Hope you had a great Presidents’ Day and Valentine’s weekend! It warms my heart to hear the Phillies are heading down to Florida for spring training. I’ll be counting the days to spring, as the cold just isn’t for me.

Earlier this week, a headline in the Wall Street Journal read “In a Chaotic Market, Investors Learn How to Cope With Surprises” which really seems like a great way to summarize the year so far. Let’s be honest: When was the last time you checked your portfolio without checking the news first?

Because right now, headlines—not fundamentals—are driving behavior.

We’re in a market environment dominated by what Wall Street calls event risk. That’s a fancy way of saying prices are reacting to surprises instead of trends. Tariff chatter. AI breakthroughs. Policy rumors. One unexpected announcement can move entire sectors before most of us finish our morning coffee (spiking coffee prices are a story for another day).

So what’s the real deal? The indexes themselves look relatively calm. The S&P, Dow, and Nasdaq only slipped modestly last week. But underneath, we see wild swings in individual stocks. Some are soaring, while others are dropping double digits in days. A great analogy I heard was that it is like a storm tossing them (the stocks) in different directions.

AI is a perfect example. Investors are excited about its long-term potential—but terrified about who it might disrupt next. Software stocks got hit first. Then logistics. Then financial services. Markets are essentially playing musical chairs, trying to guess which industry loses its seat.

At the same time, the economic fundamentals appear to be on solid footing. Inflation has cooled more than expected. Job growth is still positive. Rate cuts are possible later this year. None of that sounds like panic conditions. Yet volatility has increased.

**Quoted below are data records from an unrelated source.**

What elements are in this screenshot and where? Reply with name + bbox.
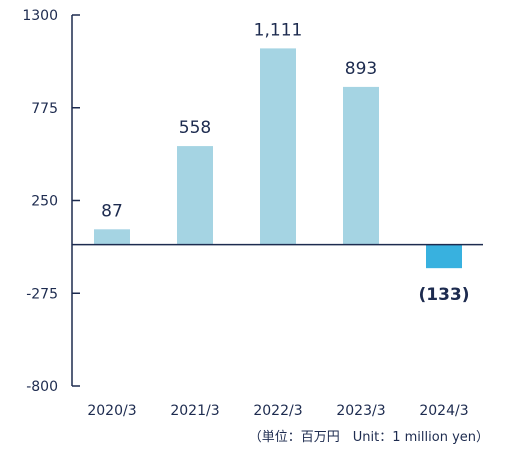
- y-tick-label: 1300: [22, 8, 58, 24]
- y-tick-label: -800: [26, 379, 58, 395]
- bar: [260, 48, 296, 245]
- data-label: (133): [418, 285, 469, 305]
- data-label: 1,111: [254, 20, 303, 40]
- bar: [343, 86, 379, 245]
- bar: [177, 146, 213, 245]
- data-label: 893: [345, 59, 377, 79]
- x-tick-label: 2024/3: [419, 403, 468, 419]
- data-label: 87: [101, 201, 123, 221]
- bars: [94, 48, 462, 269]
- x-tick-label: 2023/3: [336, 403, 385, 419]
- x-tick-label: 2020/3: [87, 403, 136, 419]
- unit-note: （単位：百万円 Unit：1 million yen）: [248, 430, 489, 445]
- data-labels: 87 558 1,111 893 (133): [101, 20, 469, 305]
- x-axis-labels: 2020/3 2021/3 2022/3 2023/3 2024/3: [87, 403, 468, 419]
- y-tick-label: 775: [31, 101, 58, 117]
- bar: [426, 244, 462, 269]
- x-tick-label: 2021/3: [170, 403, 219, 419]
- data-label: 558: [179, 118, 211, 138]
- y-tick-label: 250: [31, 194, 58, 210]
- y-tick-label: -275: [26, 286, 58, 302]
- x-tick-label: 2022/3: [253, 403, 302, 419]
- bar: [94, 229, 130, 245]
- y-axis: -800 -275 250 775 1300: [22, 8, 80, 395]
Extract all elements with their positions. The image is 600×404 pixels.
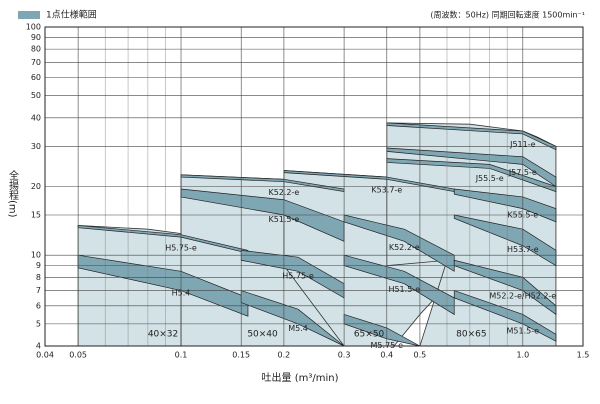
model-label: H5.4 <box>172 288 191 297</box>
y-tick-label: 10 <box>31 251 41 260</box>
model-label: M52.2-e/H52.2-e <box>489 291 556 300</box>
size-label: 65×50 <box>354 330 385 340</box>
plot-frame <box>44 26 584 347</box>
x-tick-label: 0.4 <box>380 351 393 360</box>
y-tick-label: 5 <box>36 319 41 328</box>
y-tick-label: 4 <box>36 342 41 351</box>
y-tick-label: 100 <box>26 23 41 32</box>
size-label: 40×32 <box>148 330 178 340</box>
size-label: 50×40 <box>247 330 278 340</box>
legend-swatch <box>18 11 40 19</box>
model-label: K55.5-e <box>507 210 538 219</box>
y-tick-label: 6 <box>36 301 41 310</box>
model-label: H5.75-e <box>165 243 197 252</box>
model-label: M51.5-e <box>507 327 540 336</box>
model-label: J511-e <box>509 140 536 149</box>
y-tick-label: 8 <box>36 273 41 282</box>
y-tick-label: 20 <box>31 182 41 191</box>
model-label: J55.5-e <box>475 174 504 183</box>
model-label: K53.7-e <box>371 186 402 195</box>
x-tick-label: 0.1 <box>175 351 188 360</box>
y-tick-label: 7 <box>36 286 41 295</box>
y-tick-label: 9 <box>36 261 41 270</box>
x-tick-label: 0.5 <box>414 351 427 360</box>
x-tick-label: 0.3 <box>338 351 351 360</box>
x-axis-label: 吐出量 (m³/min) <box>262 371 339 384</box>
y-axis-label: 全揚程(m) <box>7 169 19 218</box>
model-label: H51.5-e <box>388 285 420 294</box>
x-tick-label: 1.0 <box>516 351 529 360</box>
model-label: K52.2-e <box>389 243 420 252</box>
x-tick-label: 0.05 <box>69 351 87 360</box>
model-label: K51.5-e <box>268 215 299 224</box>
y-tick-label: 30 <box>31 142 41 151</box>
x-tick-label: 0.15 <box>232 351 250 360</box>
y-tick-label: 90 <box>31 33 41 42</box>
y-tick-label: 70 <box>31 58 41 67</box>
model-label: M5.4 <box>288 324 308 333</box>
model-label: J57.5-e <box>508 168 537 177</box>
model-label: K52.2-e <box>268 188 299 197</box>
y-tick-label: 80 <box>31 45 41 54</box>
model-label: M5.75-e <box>371 341 404 350</box>
legend-label: 1点仕様範囲 <box>46 9 97 21</box>
model-label: H53.7-e <box>507 245 539 254</box>
size-label: 80×65 <box>456 330 486 340</box>
x-tick-label: 0.2 <box>278 351 291 360</box>
x-tick-label: 1.5 <box>577 351 590 360</box>
x-tick-label: 0.04 <box>36 351 54 360</box>
note: (周波数：50Hz) 同期回転速度 1500min⁻¹ <box>430 10 585 20</box>
y-tick-label: 15 <box>31 211 41 220</box>
model-label: H5.75-e <box>282 272 314 281</box>
y-tick-label: 50 <box>31 91 41 100</box>
y-tick-label: 40 <box>31 113 41 122</box>
y-tick-label: 60 <box>31 73 41 82</box>
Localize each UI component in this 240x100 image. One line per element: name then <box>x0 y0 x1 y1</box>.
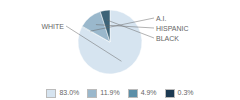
svg-text:BLACK: BLACK <box>156 35 179 42</box>
html-text:4.9%: 4.9% <box>140 89 157 96</box>
svg-text:WHITE: WHITE <box>41 23 64 30</box>
html-text:0.3%: 0.3% <box>177 89 194 96</box>
html-text:11.9%: 11.9% <box>100 89 120 96</box>
html-text:83.0%: 83.0% <box>59 89 80 96</box>
svg-text:A.I.: A.I. <box>156 15 167 22</box>
svg-text:HISPANIC: HISPANIC <box>156 25 189 32</box>
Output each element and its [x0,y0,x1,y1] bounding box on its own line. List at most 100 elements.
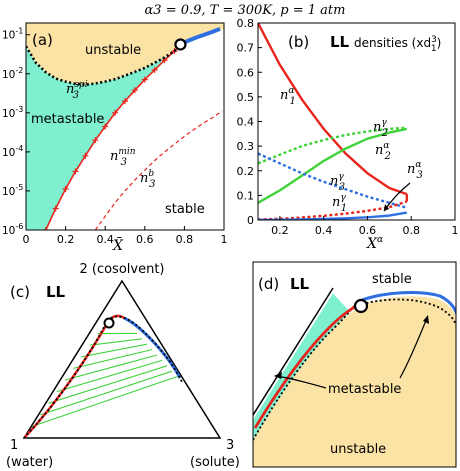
panel-a-y-ticks: 10-6 10-5 10-4 10-3 10-2 10-1 [2,27,30,237]
n1-gamma-label: nγ 1 [332,193,347,214]
n2-alpha-label: nα 2 [375,141,391,162]
metastable-arrow-right [399,317,428,379]
panel-a-y-tick-label: 10-2 [2,66,23,81]
panel-a-y-tick-label: 10-1 [2,27,23,42]
ternary-triangle [22,279,222,439]
panel-a-x-tick-label: 1 [221,233,228,246]
n3-alpha-arrowhead [384,204,389,211]
ternary-spinodal [23,315,183,439]
panel-b-frame [257,22,456,221]
panel-b-y-tick-label: 0.8 [237,17,255,30]
panel-b-y-ticks: 0 0.1 0.2 0.3 0.4 0.5 0.6 0.7 0.8 [237,17,262,227]
minimum-marker [62,185,69,192]
minimum-marker [112,109,119,116]
critical-point-marker [174,38,187,51]
tie-lines [32,332,178,427]
minimum-marker [92,137,99,144]
unstable-label: unstable [85,43,141,58]
panel-b-y-tick-label: 0.2 [237,165,255,178]
binodal-label: nb 3 [140,169,156,190]
spinodal-curve [26,43,182,87]
panel-b-title-main: LL [330,33,350,51]
zoom-blue-branch [361,291,456,317]
n3-gamma-label: nγ 3 [330,172,345,193]
zoom-metastable-region [253,290,350,440]
metastable-arrowhead-left [274,372,282,379]
minimum-marker [131,87,138,94]
zoom-stable-corner [253,262,335,420]
panel-b-x-label: Xα [366,235,383,252]
panel-a-x-tick-label: 0.8 [176,233,194,246]
tie-line [64,354,158,381]
tie-line [32,376,178,427]
panel-a-frame [25,22,225,231]
panel-c: (c) LL 2 (cosolvent) 1 (water) 3 (solute… [6,262,240,470]
tie-line [89,338,143,346]
zoom-unstable-region [253,296,456,467]
vertex-right-name: (solute) [190,455,240,470]
panel-b-x-tick-label: 0.6 [359,224,377,237]
vertex-left-number: 1 [10,438,18,453]
series-n2γ [258,126,407,165]
zoom-triangle-edge [253,287,334,416]
panel-a-y-tick-label: 10-6 [2,222,23,237]
panel-d-frame [252,261,457,468]
panel-a-y-tick-label: 10-5 [2,183,23,198]
panel-a-x-ticks: 0 0.2 0.4 0.6 0.8 1 [23,226,228,246]
panel-d-label: (d) [258,275,279,293]
zoom-red-branch [253,304,357,429]
series-n1α [258,23,408,196]
zoom-spinodal-right [361,298,456,328]
minimum-marker [141,76,148,83]
vertex-right-number: 3 [226,438,234,453]
zoom-metastable-label: metastable [328,382,401,397]
minimum-marker [52,205,59,212]
minimum-marker [122,98,128,105]
figure-title: α3 = 0.9, T = 300K, p = 1 atm [145,3,346,18]
panel-a-label: (a) [32,31,53,49]
panel-a-x-tick-label: 0 [23,233,30,246]
minimum-marker [72,168,79,175]
panel-b-x-tick-label: 1 [452,224,459,237]
panel-b: 0.2 0.4 0.6 0.8 1 00.10.20.30.40.50.60.70.8 … [237,17,459,252]
zoom-unstable-label: unstable [330,442,386,457]
metastable-region [26,44,181,230]
n3-alpha-label: nα 3 [407,160,423,181]
spinodal-label: nspi 3 [66,80,88,101]
panel-d-title: LL [290,275,310,293]
panel-b-y-tick-label: 0.7 [237,42,255,55]
tie-line [48,365,168,404]
panel-b-y-tick-label: 0 [247,214,254,227]
zoom-critical-point [353,298,369,314]
panel-a-y-tick-label: 10-4 [2,144,23,159]
panel-b-y-tick-label: 0.6 [237,66,255,79]
metastable-label: metastable [31,112,104,127]
tie-line [56,359,163,393]
series-n2α [258,127,408,204]
minimum-marker [82,152,89,159]
stable-branch-curve [179,27,221,47]
tie-line [81,343,148,358]
zoom-spinodal-left [253,303,357,441]
series-n3γ [258,152,408,209]
panel-b-y-tick-label: 0.4 [237,116,255,129]
binodal-curve [94,110,223,230]
zoom-stable-label: stable [372,272,412,287]
panel-d: (d) LL stable metastable unstable [252,261,457,468]
panel-b-label: (b) [288,33,309,51]
panel-b-title-sub: densities (xd3 1) [354,35,441,54]
tie-line [40,370,173,416]
n1-alpha-label: nα 1 [280,86,296,107]
panel-a-x-label: X̄ [112,236,124,254]
panel-b-y-tick-label: 0.3 [237,140,255,153]
panel-b-y-tick-label: 0.1 [237,189,255,202]
panel-a-x-tick-label: 0.4 [96,233,114,246]
panel-a-x-tick-label: 0.2 [57,233,75,246]
minimum-label: nmin 3 [110,147,136,168]
panel-a: 0 0.2 0.4 0.6 0.8 1 10-610-510-410-310-210-1 … [2,22,228,254]
panel-a-x-tick-label: 0.6 [136,233,154,246]
panel-c-label: (c) [10,283,30,301]
stable-label: stable [165,202,205,217]
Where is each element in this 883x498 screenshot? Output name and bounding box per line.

Uncertainty, not bad news, is what markets struggle with most.

Investors tend to think risk means losses. In reality, risk usually means unpredictability. And unpredictability is exactly what we have right now.

Historically, environments like this reward investors who do three things well:

  1. Ignore noise
  2. Stay diversified
  3. Think in years, not headlines

If the market feels chaotic lately, you’re not imagining it. But chaos doesn’t automatically mean danger. Sometimes it just means the market is recalibrating.

And recalibration, while uncomfortable, is often where opportunity lives. In markets like this, discipline matters more than prediction. As my dad recently said in his newsletter article, fasten your seatbelts! As always, we will be here watching closely and keeping our eye on the markets. Let us know if you have any questions or concerns. With that, enjoy the weekend and let’s keep the melting going!